Perbedaan mencolok di antara keduanya, UU Kepegawaian mengatur Pegawai Tidak Tetap (PTT), sedangkan UU ASN tidak. Meski tidak secara tersurat, guru honorer dan pegawai honorer lainnya dalam UU Kepegawaian tergolong dalam kategori PTT. Kedudukan mereka dipertegas oleh Peraturan Menteri No. 48 Tahun 2005 Tentang Pengangkatan Tenaga Honorer menjadi Calon Pegawai Negeri Sipil (CPNS) jo PP No. 43/2007 jo PP 56/2012.
Sedangkan UU ASN tidak mengenal istilah PTT atau tenaga honorer. UU ASN hanya mengenal PNS dan Pegawai Pemerintah dengan Perjanjian Kerja (PPPK) yang merupakan derivatif dari ASN. Di mana posisi guru honorer dalam UU ini? Tidak ada. Bahkan tidak disinggung dalam sepatah kata pun.
Artinya, selama ini guru honorer tidak memiliki payung hukum. Padahal, eksistensi mereka nyata, keberadaan mereka diakui institusi sekolah atau pemerintah daerah. Juga sering dibahas oleh Pemerintah sendiri.
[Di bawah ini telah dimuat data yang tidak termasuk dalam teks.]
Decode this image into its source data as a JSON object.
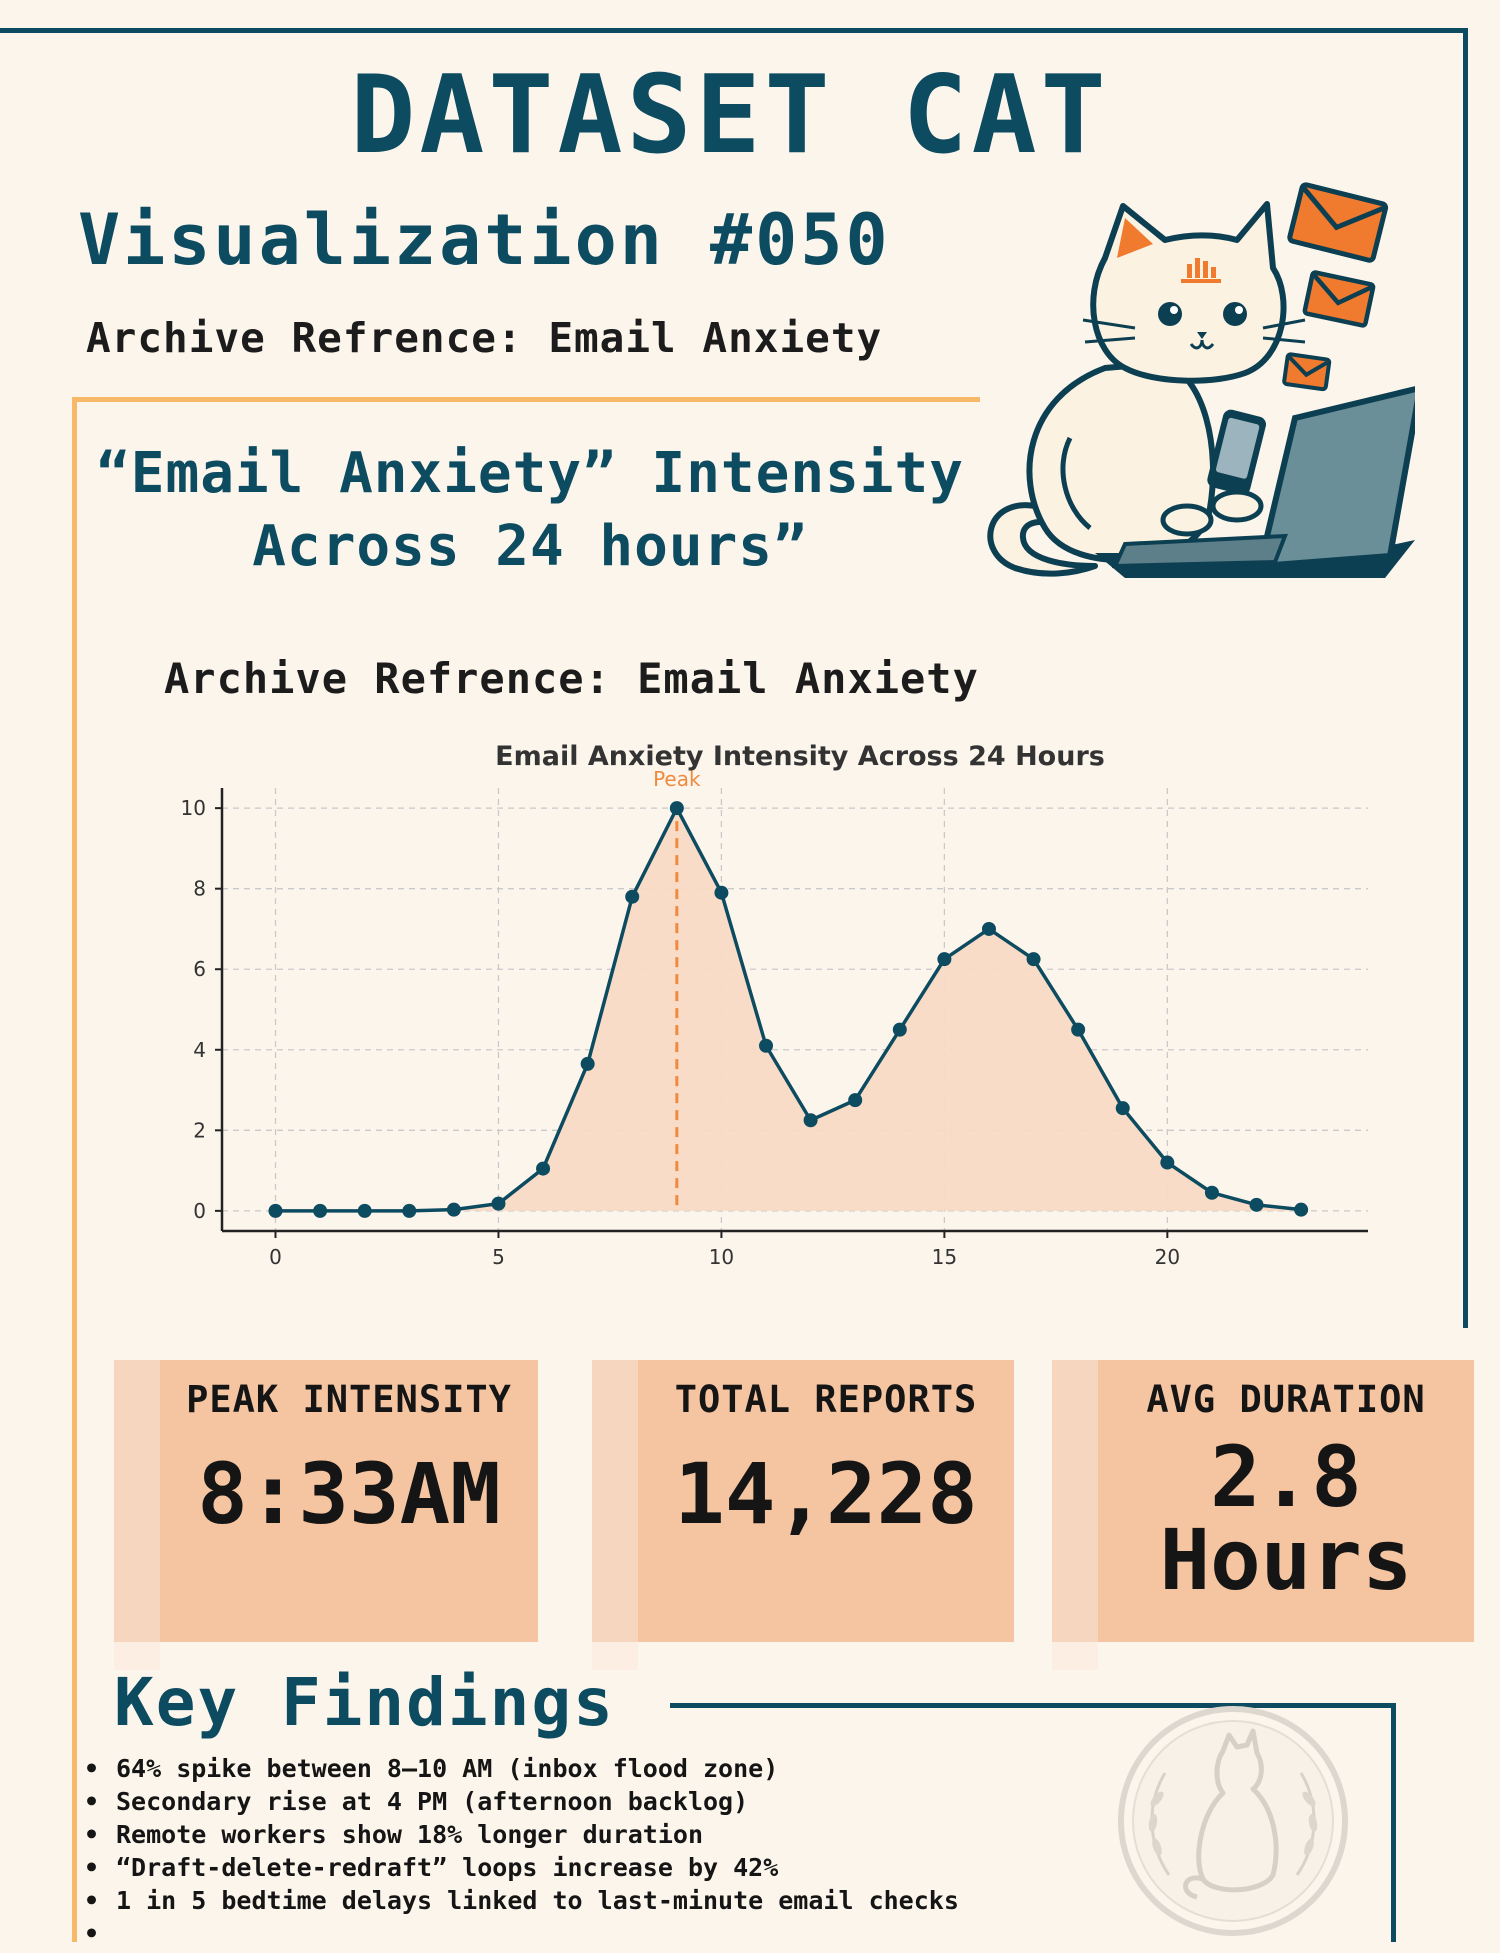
{
  "header": {
    "title": "DATASET CAT",
    "subtitle": "Visualization #050",
    "archive_reference": "Archive Refrence: Email Anxiety"
  },
  "panel": {
    "heading_line1": "“Email Anxiety” Intensity",
    "heading_line2": "Across 24 hours”",
    "archive_reference": "Archive Refrence: Email Anxiety"
  },
  "colors": {
    "navy": "#0d4b60",
    "orange": "#f08a3e",
    "gold": "#f7b867",
    "fill": "#f8dac5",
    "card": "#f5c4a0"
  },
  "illustration": {
    "cat_icon": "cat-with-laptop-icon",
    "envelope_icon": "envelope-icon",
    "seal_icon": "cat-seal-icon"
  },
  "chart_data": {
    "type": "area",
    "title": "Email Anxiety Intensity Across 24 Hours",
    "xlabel": "",
    "ylabel": "",
    "x": [
      0,
      1,
      2,
      3,
      4,
      5,
      6,
      7,
      8,
      9,
      10,
      11,
      12,
      13,
      14,
      15,
      16,
      17,
      18,
      19,
      20,
      21,
      22,
      23
    ],
    "series": [
      {
        "values": [
          0,
          0,
          0,
          0,
          0.03,
          0.18,
          1.05,
          3.65,
          7.8,
          10,
          7.9,
          4.1,
          2.25,
          2.75,
          4.5,
          6.25,
          7,
          6.25,
          4.5,
          2.55,
          1.2,
          0.45,
          0.15,
          0.03
        ]
      }
    ],
    "xlim": [
      -1.2,
      24.5
    ],
    "ylim": [
      -0.5,
      10.5
    ],
    "xticks": [
      0,
      5,
      10,
      15,
      20
    ],
    "yticks": [
      0,
      2,
      4,
      6,
      8,
      10
    ],
    "grid": true,
    "annotation": {
      "x": 9,
      "label": "Peak"
    }
  },
  "stats": [
    {
      "label": "PEAK INTENSITY",
      "value": "8:33AM"
    },
    {
      "label": "TOTAL REPORTS",
      "value": "14,228"
    },
    {
      "label": "AVG DURATION",
      "value": "2.8",
      "value2": "Hours"
    }
  ],
  "key_findings": {
    "title": "Key Findings",
    "items": [
      "64% spike between 8–10 AM (inbox flood zone)",
      "Secondary rise at 4 PM (afternoon backlog)",
      "Remote workers show 18% longer duration",
      "“Draft-delete-redraft” loops increase by 42%",
      "1 in 5 bedtime delays linked to last-minute email checks",
      ""
    ]
  }
}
Sayangnya, pascakekosongan hukum tersebut, perekrutan guru honorer masih dilakukan sejumlah kepala sekolah. Kebijakan sekolah ini dilakukan demi menjaga efektivitas proses belajar mengajar karena suplai guru PNS dari pemerintah berjalan lamban.
Jadi, langsung atau tidak, ada peran pemerintah terhadap problem kuantitas guru honorer yang berefek domino kepada problem-problem lainnya. Langsung atau tidak, guru honorer menjadi solusi problem ketersediaan guru Indonesia. Namun, Pemerintah tidak menyiapkan regulasi lain sebagai payung hukum guru honorer. Ini di luar pakem bernegara.
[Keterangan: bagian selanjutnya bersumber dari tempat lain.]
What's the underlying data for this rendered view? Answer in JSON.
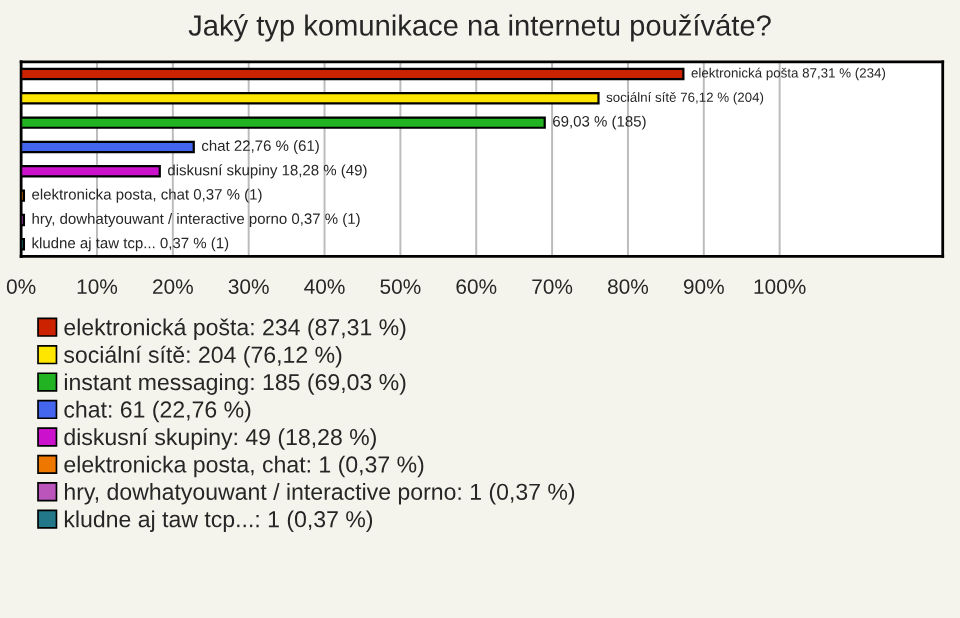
{
  "chart_data": {
    "type": "bar",
    "orientation": "horizontal",
    "title": "Jaký typ komunikace na internetu používáte?",
    "categories": [
      null,
      null,
      null,
      null,
      null,
      null,
      null,
      null
    ],
    "series": [
      {
        "name": "elektronická pošta: 234 (87,31 %)",
        "color": "#cc2200",
        "values": [
          87.31,
          null,
          null,
          null,
          null,
          null,
          null,
          null
        ],
        "value_labels": [
          "elektronická pošta 87,31 % (234)",
          null,
          null,
          null,
          null,
          null,
          null,
          null
        ]
      },
      {
        "name": "sociální sítě: 204 (76,12 %)",
        "color": "#ffe600",
        "values": [
          null,
          76.12,
          null,
          null,
          null,
          null,
          null,
          null
        ],
        "value_labels": [
          null,
          "sociální sítě 76,12 % (204)",
          null,
          null,
          null,
          null,
          null,
          null
        ]
      },
      {
        "name": "instant messaging: 185 (69,03 %)",
        "color": "#22b322",
        "values": [
          null,
          null,
          69.03,
          null,
          null,
          null,
          null,
          null
        ],
        "value_labels": [
          null,
          null,
          "69,03 % (185)",
          null,
          null,
          null,
          null,
          null
        ]
      },
      {
        "name": "chat: 61 (22,76 %)",
        "color": "#4466ee",
        "values": [
          null,
          null,
          null,
          22.76,
          null,
          null,
          null,
          null
        ],
        "value_labels": [
          null,
          null,
          null,
          "chat 22,76 % (61)",
          null,
          null,
          null,
          null
        ]
      },
      {
        "name": "diskusní skupiny: 49 (18,28 %)",
        "color": "#cc11cc",
        "values": [
          null,
          null,
          null,
          null,
          18.28,
          null,
          null,
          null
        ],
        "value_labels": [
          null,
          null,
          null,
          null,
          "diskusní skupiny 18,28 % (49)",
          null,
          null,
          null
        ]
      },
      {
        "name": "elektronicka posta, chat: 1 (0,37 %)",
        "color": "#ee7700",
        "values": [
          null,
          null,
          null,
          null,
          null,
          0.37,
          null,
          null
        ],
        "value_labels": [
          null,
          null,
          null,
          null,
          null,
          "elektronicka posta, chat 0,37 % (1)",
          null,
          null
        ]
      },
      {
        "name": "hry, dowhatyouwant / interactive porno: 1 (0,37 %)",
        "color": "#bb55bb",
        "values": [
          null,
          null,
          null,
          null,
          null,
          null,
          0.37,
          null
        ],
        "value_labels": [
          null,
          null,
          null,
          null,
          null,
          null,
          "hry, dowhatyouwant / interactive porno 0,37 % (1)",
          null
        ]
      },
      {
        "name": "kludne aj taw tcp...: 1 (0,37 %)",
        "color": "#227788",
        "values": [
          null,
          null,
          null,
          null,
          null,
          null,
          null,
          0.37
        ],
        "value_labels": [
          null,
          null,
          null,
          null,
          null,
          null,
          null,
          "kludne aj taw tcp... 0,37 % (1)"
        ]
      }
    ],
    "xlim": [
      0,
      121.5
    ],
    "xticks": [
      {
        "value": 0,
        "label": "0%"
      },
      {
        "value": 10,
        "label": "10%"
      },
      {
        "value": 20,
        "label": "20%"
      },
      {
        "value": 30,
        "label": "30%"
      },
      {
        "value": 40,
        "label": "40%"
      },
      {
        "value": 50,
        "label": "50%"
      },
      {
        "value": 60,
        "label": "60%"
      },
      {
        "value": 70,
        "label": "70%"
      },
      {
        "value": 80,
        "label": "80%"
      },
      {
        "value": 90,
        "label": "90%"
      },
      {
        "value": 100,
        "label": "100%"
      }
    ],
    "grid": "x",
    "legend": "bottom"
  }
}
Kekosongan hukum ini melahirkan setidaknya dua dugaan. Pertama, bertentangan dengan konstitusi. Pasal 28D ayat (1) UUD 1945 menggaransi bahwa setiap orang berhak atas pengakuan, jaminan, perlindungan, dan kepastian hukum yang adil serta perlakuan yang sama di hadapan hukum.
Kedua, berpotensi melawan HAM. Ketiadaan payung hukum berarti ketiadaan perlindungan hukum terhadap hak-hak asasi guru honorer. Sebutlah jenjang karir, kesejahteraan, jaminan pekerjaan, dan seterusnya. Dari perspektif inilah dugaan pelanggaran HAM terjadi. Kita tahu, UU menjamin hak warga negara atas pekerjaan dan kehidupan yang layak, serta hak atas pendidikan.
Problem Hulu-Hilir
Bila di hulu saja sudah bermasalah, maka tentu perjalanan ke hilir akan mengundang banyak problematika lain. Sejak lahirnya UU ASN, sejak itu pula kita sering mendengar keresahan guru honorer, dari media sosial hingga kanal-kanal pemberitaan formal.
Tidak sedikit guru honorer yang merasa terdzolimi mengadu ke Komisi Nasional Hak Asasi Manusia. Pengaduan ini datang berbagai wilayah, secara individu maupun organisasi. Dalam rapat kerja dengan Panitia Khusus (Pansus) Guru dan Tenaga Kependidikan Honorer DPD, Komnas HAM mengakui fakta itu. Karena sifatnya nasional, Komnas HAM lalu membentuk tim khusus untuk mendalami dan mendorong, agar penanganan dan penyelesaiannya tidak kasus per kasus.
Tim yang disahkan dalam Rapat Paripurna Komnas HAM tersebut telah bekerja dan hasilnya sudah dilaporkan kepada presiden. Namun, hingga hari ini, Presiden Joko Widodo belum merespon laporan tersebut, baik secara terbuka atau pun melalui mekanisme antara lembaga.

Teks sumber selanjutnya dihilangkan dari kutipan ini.